The cost was a state secret. Many millions of dollars were spent and lost — how many, it was never known — so that the smiles of a happy country under military tutelage would be broadcast to the four corners of the earth. Meanwhile, the top brass who organized the World Cup carried on with their plan of extermination, for reasons of war or just to be sure. “The final solution,” as they called it, murdered thousands of Argentines without leaving a trace — how many, it was never known. Anyone who tried to find out was swallowed up by the earth. Curiosity, like dissent, like any question, was absolute proof of subversion. The president of the Argentine Rural Society, Celedonio Pereda, declared that thanks to soccer, “there will be no more of the defamation that certain well-known Argentines have spread through the Western media with the proceeds from their robberies and kidnappings.” You could not criticize the players, not even the manager. The Argentine team stumbled a few times in the championship, but local commentators were obliged to do nothing but applaud.

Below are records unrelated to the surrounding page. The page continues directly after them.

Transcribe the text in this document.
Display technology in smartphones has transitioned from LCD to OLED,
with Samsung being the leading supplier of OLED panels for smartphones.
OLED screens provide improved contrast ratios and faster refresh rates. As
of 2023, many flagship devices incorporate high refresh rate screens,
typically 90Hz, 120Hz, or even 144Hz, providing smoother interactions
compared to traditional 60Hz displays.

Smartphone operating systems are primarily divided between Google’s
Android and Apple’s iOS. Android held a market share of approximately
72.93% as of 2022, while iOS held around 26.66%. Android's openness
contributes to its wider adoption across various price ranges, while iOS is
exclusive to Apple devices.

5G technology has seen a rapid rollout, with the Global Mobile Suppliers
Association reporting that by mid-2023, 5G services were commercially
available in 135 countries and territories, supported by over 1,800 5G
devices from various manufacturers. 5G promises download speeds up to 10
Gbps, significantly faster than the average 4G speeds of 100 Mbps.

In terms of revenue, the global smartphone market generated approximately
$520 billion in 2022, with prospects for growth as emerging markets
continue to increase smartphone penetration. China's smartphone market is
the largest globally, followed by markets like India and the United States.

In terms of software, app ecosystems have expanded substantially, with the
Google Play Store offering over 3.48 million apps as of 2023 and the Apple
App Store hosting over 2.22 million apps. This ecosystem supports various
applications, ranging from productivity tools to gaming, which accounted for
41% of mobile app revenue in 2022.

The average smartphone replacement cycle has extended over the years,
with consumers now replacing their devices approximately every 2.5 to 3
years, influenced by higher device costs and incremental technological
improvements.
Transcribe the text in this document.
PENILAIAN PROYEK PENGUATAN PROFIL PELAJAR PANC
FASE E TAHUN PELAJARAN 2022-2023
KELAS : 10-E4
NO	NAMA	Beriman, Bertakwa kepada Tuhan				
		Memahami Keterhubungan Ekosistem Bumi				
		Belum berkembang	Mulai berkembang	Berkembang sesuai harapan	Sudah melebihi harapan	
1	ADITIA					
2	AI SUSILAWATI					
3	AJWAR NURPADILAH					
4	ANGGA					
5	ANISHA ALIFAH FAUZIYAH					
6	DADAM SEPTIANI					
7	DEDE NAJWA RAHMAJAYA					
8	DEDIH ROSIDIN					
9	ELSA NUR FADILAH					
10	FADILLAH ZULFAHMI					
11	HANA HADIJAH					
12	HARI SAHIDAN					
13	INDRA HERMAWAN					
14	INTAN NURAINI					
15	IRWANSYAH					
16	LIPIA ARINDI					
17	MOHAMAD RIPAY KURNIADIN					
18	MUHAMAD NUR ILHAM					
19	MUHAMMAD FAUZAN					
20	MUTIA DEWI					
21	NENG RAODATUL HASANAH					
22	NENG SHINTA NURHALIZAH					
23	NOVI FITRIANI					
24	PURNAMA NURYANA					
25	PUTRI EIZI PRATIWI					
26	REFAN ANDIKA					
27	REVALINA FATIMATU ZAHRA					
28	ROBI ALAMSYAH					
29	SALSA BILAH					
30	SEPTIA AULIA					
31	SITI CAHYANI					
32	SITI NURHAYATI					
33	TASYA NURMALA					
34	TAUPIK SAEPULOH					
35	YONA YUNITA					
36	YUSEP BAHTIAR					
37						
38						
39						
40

To make over its international image, the dictatorship paid an American public relations firm half a million dollars. The report from the experts at Burson-Marsteller was titled What Is True for Products Is Also True for Countries. Admiral Carlos Alberto Lacoste, the strongman of the World Cup, explained in an interview: “If I go to Europe or to the United States, what will impress me most? Tall buildings, huge airports, terrific cars, fancy candies…”
The Admiral, an illusionist skilled at making dollars evaporate and sudden fortunes appear, took the reins of the World Cup after the previous officer in charge was mysteriously assassinated. Lacoste managed immense sums of money without any oversight, and because he wasn’t paying close attention, it seems he ended up keeping some of the change. Even the dictatorship’s own finance minister, Juan Alemann, took note of the squandering of public funds and asked a few inconvenient questions. The Admiral had the habit of warning: “Don’t complain if later on somebody plants a bomb…”
A bomb did explode in Alemann’s house at the very moment when Argentineans were celebrating their fourth goal against Peru.
When the Cup was over, in gratitude for his hard work, Admiral Lacoste was named vice president of FIFA.